To use CELD:
- Type your search criteria into the box. You can use quotation marks to denote phrases and AND, OR, and NOT for simple boolean searches. The search engine does not support nested boolean searches at this time.
- Click the Search button. This will then display a page of your search results.
- To view multiple abstracts click the check box beside the citation to select the abstract. Then click the View Selected Abstracts button at the bottom of the page to view the abstracts you selected.
- To view a single abstract click on the title of the article.
- From the single abstract page, different options are available (which are not available on the multiple abstract page).
- Click on the journal abbreviation to access an information sheet on the journal, including the full name of the journal, the publisher, the publisher's website, and the publication period.
- Click on the author's name in the Options box to find other articles by that author.
- If the Full text of the article is available a Full Text icon will appear in the Options box.
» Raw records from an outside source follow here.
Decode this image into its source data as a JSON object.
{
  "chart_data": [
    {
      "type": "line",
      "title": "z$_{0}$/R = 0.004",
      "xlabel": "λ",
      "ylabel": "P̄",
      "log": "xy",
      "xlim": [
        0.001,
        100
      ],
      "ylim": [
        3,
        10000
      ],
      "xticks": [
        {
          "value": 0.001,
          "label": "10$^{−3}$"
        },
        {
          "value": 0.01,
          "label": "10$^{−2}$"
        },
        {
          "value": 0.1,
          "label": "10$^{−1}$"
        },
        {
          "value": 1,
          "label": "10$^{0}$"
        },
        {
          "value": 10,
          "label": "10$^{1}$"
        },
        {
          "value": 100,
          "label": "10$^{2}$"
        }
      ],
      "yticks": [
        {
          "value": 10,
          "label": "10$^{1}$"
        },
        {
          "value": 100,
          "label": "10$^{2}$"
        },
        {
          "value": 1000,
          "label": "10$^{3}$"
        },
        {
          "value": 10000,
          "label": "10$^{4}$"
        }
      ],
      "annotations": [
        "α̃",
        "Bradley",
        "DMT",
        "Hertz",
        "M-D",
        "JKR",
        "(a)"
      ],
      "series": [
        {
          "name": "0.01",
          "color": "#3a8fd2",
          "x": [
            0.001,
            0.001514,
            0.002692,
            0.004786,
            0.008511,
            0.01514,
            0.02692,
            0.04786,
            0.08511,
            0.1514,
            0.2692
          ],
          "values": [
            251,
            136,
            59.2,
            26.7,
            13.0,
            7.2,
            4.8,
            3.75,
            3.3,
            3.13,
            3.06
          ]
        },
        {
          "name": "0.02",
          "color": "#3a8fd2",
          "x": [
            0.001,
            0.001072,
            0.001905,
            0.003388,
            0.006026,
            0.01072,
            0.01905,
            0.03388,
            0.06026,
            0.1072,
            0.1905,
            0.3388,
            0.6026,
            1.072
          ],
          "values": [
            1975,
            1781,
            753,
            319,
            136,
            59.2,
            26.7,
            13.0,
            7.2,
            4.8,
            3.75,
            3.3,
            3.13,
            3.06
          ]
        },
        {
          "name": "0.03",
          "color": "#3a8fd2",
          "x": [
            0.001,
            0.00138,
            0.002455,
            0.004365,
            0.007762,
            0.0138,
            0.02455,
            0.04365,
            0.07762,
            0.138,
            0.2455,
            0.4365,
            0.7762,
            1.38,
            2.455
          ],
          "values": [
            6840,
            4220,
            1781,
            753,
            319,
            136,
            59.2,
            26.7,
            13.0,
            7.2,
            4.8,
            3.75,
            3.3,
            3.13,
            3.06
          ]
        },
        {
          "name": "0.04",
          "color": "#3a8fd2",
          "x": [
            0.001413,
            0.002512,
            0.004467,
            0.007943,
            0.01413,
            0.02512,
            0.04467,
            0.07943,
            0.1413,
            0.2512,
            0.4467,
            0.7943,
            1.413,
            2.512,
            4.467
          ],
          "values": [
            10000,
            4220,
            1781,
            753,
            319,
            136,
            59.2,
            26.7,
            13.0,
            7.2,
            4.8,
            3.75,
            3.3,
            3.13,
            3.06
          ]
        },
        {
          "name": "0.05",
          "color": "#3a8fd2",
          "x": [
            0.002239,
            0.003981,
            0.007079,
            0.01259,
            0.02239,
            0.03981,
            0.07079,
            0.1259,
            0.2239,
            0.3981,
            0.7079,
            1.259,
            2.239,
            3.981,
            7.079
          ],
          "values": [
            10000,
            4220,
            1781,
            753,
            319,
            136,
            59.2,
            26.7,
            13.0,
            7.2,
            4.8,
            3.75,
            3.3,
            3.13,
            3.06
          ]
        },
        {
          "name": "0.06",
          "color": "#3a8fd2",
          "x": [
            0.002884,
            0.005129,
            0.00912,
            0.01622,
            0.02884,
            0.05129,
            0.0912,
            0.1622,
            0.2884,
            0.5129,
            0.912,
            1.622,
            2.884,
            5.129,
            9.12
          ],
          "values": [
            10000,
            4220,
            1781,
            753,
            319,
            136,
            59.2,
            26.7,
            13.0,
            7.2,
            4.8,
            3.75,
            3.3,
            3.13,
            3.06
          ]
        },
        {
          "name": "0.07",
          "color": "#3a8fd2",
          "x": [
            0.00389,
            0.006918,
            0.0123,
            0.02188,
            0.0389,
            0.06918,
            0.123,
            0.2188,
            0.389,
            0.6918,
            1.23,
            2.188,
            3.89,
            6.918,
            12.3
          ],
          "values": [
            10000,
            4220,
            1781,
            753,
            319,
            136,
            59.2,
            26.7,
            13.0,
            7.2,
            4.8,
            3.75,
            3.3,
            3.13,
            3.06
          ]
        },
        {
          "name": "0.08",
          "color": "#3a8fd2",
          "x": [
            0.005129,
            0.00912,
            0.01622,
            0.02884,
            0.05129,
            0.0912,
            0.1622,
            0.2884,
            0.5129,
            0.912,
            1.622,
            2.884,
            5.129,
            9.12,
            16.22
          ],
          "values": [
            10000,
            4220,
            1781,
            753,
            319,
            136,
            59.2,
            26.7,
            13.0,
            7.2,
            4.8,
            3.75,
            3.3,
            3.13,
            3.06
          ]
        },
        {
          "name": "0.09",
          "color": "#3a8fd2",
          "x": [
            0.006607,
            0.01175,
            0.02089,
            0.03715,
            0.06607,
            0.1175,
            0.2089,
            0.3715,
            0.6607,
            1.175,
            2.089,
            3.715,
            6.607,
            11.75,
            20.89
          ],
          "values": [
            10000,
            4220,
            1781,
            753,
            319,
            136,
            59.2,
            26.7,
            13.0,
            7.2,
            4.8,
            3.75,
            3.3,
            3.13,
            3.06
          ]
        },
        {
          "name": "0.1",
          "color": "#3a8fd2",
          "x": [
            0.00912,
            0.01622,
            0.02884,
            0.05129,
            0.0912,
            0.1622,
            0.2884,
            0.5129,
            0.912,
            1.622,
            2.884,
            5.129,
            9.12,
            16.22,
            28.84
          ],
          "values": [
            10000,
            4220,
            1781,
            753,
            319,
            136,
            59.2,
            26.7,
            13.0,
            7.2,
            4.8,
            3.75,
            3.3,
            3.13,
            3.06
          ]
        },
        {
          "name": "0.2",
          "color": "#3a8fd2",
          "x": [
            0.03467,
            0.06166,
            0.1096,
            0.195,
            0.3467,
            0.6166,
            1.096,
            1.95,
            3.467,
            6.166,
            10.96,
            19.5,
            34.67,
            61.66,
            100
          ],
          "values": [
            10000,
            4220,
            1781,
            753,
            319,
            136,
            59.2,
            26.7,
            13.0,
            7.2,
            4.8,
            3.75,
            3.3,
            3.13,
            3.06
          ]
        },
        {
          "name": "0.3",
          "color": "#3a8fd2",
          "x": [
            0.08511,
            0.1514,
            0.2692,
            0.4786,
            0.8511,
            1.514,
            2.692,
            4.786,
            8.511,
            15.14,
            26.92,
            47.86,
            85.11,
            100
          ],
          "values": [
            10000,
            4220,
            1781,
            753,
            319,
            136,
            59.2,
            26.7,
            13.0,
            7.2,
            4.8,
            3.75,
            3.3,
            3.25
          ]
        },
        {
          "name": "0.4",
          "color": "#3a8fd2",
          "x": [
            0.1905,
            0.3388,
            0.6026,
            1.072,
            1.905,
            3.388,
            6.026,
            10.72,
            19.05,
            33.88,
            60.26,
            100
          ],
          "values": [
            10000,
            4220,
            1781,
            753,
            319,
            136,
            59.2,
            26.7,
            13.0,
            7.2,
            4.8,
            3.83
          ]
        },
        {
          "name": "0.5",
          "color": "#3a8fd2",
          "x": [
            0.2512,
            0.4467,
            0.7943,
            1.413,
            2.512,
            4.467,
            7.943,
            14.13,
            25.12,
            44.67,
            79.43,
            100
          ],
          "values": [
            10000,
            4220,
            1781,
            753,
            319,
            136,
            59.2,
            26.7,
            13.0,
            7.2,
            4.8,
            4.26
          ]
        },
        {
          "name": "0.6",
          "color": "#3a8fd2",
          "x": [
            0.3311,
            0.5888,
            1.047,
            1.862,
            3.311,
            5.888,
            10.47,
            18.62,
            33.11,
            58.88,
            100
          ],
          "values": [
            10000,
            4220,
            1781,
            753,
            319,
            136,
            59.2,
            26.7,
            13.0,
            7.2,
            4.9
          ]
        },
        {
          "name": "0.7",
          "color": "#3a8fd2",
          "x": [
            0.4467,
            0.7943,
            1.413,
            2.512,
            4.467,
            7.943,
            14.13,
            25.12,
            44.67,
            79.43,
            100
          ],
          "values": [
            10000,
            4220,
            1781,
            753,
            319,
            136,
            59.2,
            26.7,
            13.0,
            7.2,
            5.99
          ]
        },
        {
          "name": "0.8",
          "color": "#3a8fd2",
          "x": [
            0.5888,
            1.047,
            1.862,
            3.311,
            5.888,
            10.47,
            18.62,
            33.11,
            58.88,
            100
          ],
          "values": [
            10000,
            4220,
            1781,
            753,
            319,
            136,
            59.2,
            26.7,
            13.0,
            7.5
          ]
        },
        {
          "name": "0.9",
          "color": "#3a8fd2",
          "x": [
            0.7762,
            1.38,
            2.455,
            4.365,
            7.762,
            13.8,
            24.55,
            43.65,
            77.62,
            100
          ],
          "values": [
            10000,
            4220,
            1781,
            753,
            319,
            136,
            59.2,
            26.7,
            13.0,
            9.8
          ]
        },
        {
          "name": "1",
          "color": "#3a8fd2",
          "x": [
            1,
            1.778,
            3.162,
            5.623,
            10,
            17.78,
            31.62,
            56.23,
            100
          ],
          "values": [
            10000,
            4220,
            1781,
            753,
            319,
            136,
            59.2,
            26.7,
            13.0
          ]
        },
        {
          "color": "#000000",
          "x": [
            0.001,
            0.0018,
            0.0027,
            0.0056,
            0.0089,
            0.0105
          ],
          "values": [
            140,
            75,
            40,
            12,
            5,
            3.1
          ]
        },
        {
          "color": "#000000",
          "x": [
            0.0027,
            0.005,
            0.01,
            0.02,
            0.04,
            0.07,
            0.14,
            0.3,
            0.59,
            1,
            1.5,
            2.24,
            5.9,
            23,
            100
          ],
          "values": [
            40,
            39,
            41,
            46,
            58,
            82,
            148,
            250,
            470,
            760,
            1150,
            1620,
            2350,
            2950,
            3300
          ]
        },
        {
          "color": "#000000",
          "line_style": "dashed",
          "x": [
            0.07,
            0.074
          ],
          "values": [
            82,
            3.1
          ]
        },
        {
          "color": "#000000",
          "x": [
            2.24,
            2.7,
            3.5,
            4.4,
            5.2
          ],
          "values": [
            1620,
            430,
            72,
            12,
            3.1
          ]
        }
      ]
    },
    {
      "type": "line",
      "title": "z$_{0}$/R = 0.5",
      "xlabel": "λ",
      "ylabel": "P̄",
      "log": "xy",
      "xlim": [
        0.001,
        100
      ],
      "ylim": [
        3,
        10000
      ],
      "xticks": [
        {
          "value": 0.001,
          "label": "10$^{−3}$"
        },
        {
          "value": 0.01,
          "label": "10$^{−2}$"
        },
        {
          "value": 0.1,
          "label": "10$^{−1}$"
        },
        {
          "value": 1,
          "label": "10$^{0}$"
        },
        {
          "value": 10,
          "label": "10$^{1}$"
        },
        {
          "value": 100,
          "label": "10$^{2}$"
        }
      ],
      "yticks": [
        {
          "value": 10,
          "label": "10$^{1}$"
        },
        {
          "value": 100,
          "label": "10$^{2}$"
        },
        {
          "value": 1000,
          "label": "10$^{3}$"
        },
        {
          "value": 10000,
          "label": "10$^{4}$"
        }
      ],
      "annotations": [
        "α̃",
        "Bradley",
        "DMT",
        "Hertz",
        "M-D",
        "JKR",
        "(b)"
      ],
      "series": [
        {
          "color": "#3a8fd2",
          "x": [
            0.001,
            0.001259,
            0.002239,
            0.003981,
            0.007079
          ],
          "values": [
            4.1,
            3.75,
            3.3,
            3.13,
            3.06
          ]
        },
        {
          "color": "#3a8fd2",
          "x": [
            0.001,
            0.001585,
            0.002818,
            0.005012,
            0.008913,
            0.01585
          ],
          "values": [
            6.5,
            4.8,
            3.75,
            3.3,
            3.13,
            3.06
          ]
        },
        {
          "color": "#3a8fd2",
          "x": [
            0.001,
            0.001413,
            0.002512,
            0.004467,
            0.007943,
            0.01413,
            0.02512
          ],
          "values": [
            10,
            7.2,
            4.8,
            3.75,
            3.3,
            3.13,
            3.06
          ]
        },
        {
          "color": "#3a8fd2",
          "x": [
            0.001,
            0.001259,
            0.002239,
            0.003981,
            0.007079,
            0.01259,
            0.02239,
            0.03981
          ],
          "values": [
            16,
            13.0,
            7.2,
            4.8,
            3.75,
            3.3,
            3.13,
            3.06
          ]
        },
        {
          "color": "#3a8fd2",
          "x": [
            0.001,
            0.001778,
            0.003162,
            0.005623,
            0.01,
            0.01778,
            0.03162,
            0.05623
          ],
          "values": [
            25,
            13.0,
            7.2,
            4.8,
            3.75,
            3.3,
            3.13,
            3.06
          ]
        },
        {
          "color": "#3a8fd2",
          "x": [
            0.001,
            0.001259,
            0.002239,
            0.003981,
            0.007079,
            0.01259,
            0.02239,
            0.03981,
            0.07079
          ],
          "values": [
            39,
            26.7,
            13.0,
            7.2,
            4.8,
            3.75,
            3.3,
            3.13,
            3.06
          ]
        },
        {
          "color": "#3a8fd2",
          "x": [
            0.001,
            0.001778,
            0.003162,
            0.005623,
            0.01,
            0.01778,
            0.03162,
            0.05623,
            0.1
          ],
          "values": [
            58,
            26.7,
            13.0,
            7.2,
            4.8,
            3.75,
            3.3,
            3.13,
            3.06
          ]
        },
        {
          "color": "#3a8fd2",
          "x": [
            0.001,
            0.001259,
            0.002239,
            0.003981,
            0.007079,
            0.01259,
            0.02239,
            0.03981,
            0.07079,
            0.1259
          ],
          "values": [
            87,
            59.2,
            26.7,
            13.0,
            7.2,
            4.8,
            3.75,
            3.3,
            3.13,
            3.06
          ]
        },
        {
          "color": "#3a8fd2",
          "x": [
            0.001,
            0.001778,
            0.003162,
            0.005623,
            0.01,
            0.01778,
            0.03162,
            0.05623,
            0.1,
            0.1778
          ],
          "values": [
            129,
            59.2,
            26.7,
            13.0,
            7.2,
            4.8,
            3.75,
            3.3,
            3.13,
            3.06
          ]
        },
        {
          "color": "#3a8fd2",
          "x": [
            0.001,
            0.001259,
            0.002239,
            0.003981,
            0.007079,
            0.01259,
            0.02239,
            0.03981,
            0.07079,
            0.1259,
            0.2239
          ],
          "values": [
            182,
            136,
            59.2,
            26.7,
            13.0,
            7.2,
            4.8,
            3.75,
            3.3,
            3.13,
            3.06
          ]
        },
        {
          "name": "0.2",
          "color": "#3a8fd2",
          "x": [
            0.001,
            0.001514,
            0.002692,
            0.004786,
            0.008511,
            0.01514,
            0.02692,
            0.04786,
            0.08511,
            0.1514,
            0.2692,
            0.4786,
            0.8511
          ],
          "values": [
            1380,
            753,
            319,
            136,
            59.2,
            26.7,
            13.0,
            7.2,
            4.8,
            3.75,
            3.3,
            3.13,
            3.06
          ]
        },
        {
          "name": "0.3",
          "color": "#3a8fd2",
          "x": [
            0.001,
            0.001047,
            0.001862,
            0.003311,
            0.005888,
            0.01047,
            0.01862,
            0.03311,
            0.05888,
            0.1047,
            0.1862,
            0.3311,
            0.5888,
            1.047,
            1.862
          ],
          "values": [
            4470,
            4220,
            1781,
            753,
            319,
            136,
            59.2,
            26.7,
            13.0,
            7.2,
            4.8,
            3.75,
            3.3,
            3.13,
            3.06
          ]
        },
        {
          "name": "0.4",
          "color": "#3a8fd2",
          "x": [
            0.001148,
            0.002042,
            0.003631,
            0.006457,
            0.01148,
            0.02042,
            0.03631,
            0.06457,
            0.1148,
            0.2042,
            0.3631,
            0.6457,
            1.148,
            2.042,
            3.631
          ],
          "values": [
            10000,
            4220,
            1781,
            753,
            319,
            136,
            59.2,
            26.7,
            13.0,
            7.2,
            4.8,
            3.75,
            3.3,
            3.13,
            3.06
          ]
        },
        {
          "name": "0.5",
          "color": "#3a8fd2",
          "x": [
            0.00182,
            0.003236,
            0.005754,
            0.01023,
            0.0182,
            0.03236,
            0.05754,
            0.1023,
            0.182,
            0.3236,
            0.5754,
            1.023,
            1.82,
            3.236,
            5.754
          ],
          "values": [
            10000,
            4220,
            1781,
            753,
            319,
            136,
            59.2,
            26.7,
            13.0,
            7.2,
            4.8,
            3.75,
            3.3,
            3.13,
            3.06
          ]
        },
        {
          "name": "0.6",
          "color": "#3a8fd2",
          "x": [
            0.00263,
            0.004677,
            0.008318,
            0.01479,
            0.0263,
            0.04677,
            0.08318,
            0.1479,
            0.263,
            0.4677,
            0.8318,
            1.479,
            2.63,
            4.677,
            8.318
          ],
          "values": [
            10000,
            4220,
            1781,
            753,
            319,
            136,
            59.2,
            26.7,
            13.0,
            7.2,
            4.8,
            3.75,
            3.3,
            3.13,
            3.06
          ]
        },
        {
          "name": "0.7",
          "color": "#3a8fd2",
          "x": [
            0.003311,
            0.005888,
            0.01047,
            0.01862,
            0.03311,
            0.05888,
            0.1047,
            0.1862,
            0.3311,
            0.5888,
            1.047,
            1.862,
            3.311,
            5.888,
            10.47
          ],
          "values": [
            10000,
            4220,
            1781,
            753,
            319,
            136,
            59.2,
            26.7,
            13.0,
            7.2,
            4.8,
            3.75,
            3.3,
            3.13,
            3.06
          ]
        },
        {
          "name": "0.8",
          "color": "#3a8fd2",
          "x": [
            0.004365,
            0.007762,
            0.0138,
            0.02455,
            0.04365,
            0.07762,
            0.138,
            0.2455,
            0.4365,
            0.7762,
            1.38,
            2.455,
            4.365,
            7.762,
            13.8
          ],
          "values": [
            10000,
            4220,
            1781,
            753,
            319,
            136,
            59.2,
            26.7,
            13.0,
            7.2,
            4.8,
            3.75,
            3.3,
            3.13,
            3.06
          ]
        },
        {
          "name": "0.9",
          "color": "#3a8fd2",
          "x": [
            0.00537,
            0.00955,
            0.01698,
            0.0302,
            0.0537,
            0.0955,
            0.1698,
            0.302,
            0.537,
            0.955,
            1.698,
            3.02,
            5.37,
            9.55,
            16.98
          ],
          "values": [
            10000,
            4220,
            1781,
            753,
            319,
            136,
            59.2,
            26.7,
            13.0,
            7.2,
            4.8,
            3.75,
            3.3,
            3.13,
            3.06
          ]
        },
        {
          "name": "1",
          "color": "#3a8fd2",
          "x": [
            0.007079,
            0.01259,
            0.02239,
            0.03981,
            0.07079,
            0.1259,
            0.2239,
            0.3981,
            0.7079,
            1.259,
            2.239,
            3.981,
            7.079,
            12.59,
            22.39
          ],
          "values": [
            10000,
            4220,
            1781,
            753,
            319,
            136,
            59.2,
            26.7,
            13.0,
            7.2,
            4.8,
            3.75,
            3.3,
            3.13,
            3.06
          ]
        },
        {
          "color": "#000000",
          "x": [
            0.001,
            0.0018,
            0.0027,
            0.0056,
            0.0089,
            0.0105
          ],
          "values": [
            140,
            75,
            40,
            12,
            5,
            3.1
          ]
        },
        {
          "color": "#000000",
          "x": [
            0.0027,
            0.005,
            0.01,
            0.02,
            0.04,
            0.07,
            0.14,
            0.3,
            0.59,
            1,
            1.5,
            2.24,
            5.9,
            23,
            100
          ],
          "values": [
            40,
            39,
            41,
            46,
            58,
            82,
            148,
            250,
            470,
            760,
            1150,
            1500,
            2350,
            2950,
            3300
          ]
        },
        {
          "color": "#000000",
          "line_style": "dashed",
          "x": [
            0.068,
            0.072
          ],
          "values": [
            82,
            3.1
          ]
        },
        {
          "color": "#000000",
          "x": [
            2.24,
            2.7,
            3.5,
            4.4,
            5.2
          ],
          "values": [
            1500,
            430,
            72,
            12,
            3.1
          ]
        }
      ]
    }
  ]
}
Click on it to be transfered to the publishers website.
- Click Print to format the page for printing thereby removing the Options box.
For best results try these helpful hints
- Authors can be found using simple quotation marks enclosing the author's last name followed by a comma and the first initial. For example, "Snelling, A" or "Ham, K".
- Do not use the Author's first name as a search criteria. CELD does not record this information.
- Avoid using the author's middle initial. A single author choice of using his middle initial can vary from article to article. For any author, you are more likely to find all of his articles if you just go by his first initial. For instance, 'Snelling, A' will bring back more results than 'Snelling, AA')
- By default, multiple words without quotation marks will return results only with all of the words present, either in the author, title, or abstract.
- Wildcards are not needed since partial words will return results. For example, a search for 'radio' will return 'radiometric' as well as 'radiocarbon'.